Makemson's research accepted

  Harlen Makemson's paper, "Anglophobia as Art: Free Trade and Protection in Grover Cleveland Political Cartoons," has been accepted for presentation at the 19th Century Press, the Civil War and Free Expression Symposium in Chattanooga, Tenn., Nov. 1-2.

Makemson said previous research has left the impression that the defining characteristic of cartooning against Grover Cleveland in the 1884 campaign was a relentless focus on Cleveland's illegitimate child scandal. His research demonstrates that the graphic discourse gave a much broader argument for why a Cleveland presidency would be damaging to the country.

A heavy focus by cartoonists on the tariff issue echoed GOP charges that free trade would put American laborers out of work, in turn creating a hardship for their families. In pro-Republican cartoons, Cleveland was depicted not only undermining the moral fabric of the American family but taking food off its table.
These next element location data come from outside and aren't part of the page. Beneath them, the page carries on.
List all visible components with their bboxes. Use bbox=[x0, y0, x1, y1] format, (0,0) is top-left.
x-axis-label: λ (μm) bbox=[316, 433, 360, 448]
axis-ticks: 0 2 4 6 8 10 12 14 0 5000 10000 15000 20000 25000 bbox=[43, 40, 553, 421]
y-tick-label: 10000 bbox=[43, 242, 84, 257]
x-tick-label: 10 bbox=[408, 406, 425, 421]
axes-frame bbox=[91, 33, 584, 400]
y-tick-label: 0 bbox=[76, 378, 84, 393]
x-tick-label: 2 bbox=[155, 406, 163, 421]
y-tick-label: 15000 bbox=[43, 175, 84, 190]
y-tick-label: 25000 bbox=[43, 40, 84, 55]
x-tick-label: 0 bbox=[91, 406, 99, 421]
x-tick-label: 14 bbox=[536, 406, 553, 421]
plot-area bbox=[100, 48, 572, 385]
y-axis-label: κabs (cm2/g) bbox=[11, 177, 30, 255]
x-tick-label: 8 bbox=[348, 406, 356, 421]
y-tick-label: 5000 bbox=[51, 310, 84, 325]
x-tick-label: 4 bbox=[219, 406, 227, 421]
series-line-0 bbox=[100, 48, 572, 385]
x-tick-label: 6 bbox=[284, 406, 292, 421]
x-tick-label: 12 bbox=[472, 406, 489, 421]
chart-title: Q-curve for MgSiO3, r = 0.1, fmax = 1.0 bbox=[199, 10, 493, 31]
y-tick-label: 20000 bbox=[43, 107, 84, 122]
"My approach is less interested in the cartoonists and the politicans," Makemson said, "and more interested in what symbols were being used and how they may have been interpreted by those in the culture. I'm particularly interested in the Gilded Age because many of the issues of the period - immigration, free trade, concern over an erosion of morals, the perceived damaging influence of visual media - still resonate today."